Sorafenib is the only approved agent recommended by the American Association Study of Liver Disease guidelines for hepatocellular carcinoma patients in Barcelona Clinic Liver Cancer stage C.
To calculate and compare overall survival rates in hepatocellular carcinoma patients in Barcelona Clinic Liver Cancer stage C treated with various therapies or supportive care alone.
This was a retrospective study, in which medical data from 411 newly diagnosed hepatocellular carcinoma patients in Barcelona Clinic Liver Cancer stage C and Child-Pugh class A were analyzed and compared.

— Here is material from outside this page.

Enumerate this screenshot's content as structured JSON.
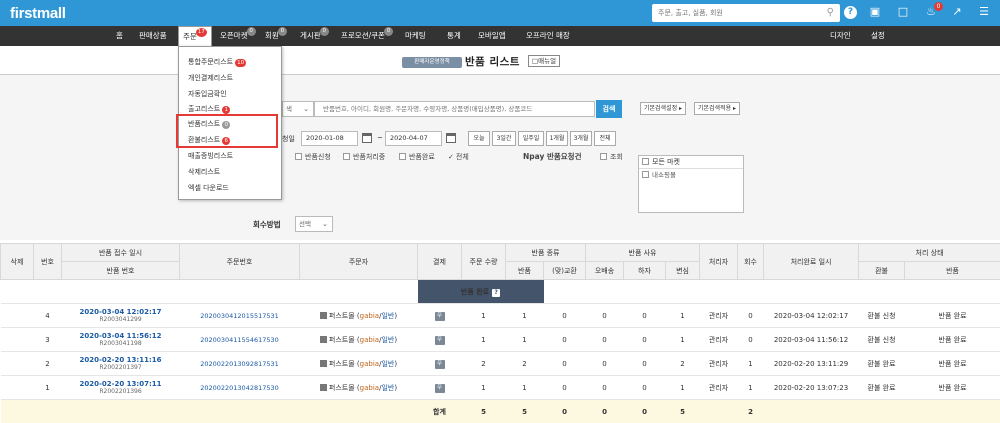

Eighty-eight patients were treated with supportive care and 323 were treated with surgical resection (68/323, 21.1%), local ablation therapy (8/323, 2.5%), transarterial embolization (140/323, 43.3%), systemic chemotherapy or radiotherapy (96/323, 29.7%), and sorafenib (11/323, 3.4%). Median survival was 11 months (95% confidence interval, 9.0-13.1) in treated patients compared with 3.9 months in the supportive care group (hazard ratio, 0.45; 95% confidence interval, 0.35-0.59; p<0.001). Patients who underwent surgical resection had the longest survival compared to patients undergoing other treatments (33.4 months versus 8.1 months, p<0.001).
Surgical resection resulted in excellent outcomes. Although sorafenib is currently recommended, oncologists should endeavour to select optimal candidates for surgical resection to gain more survival benefit.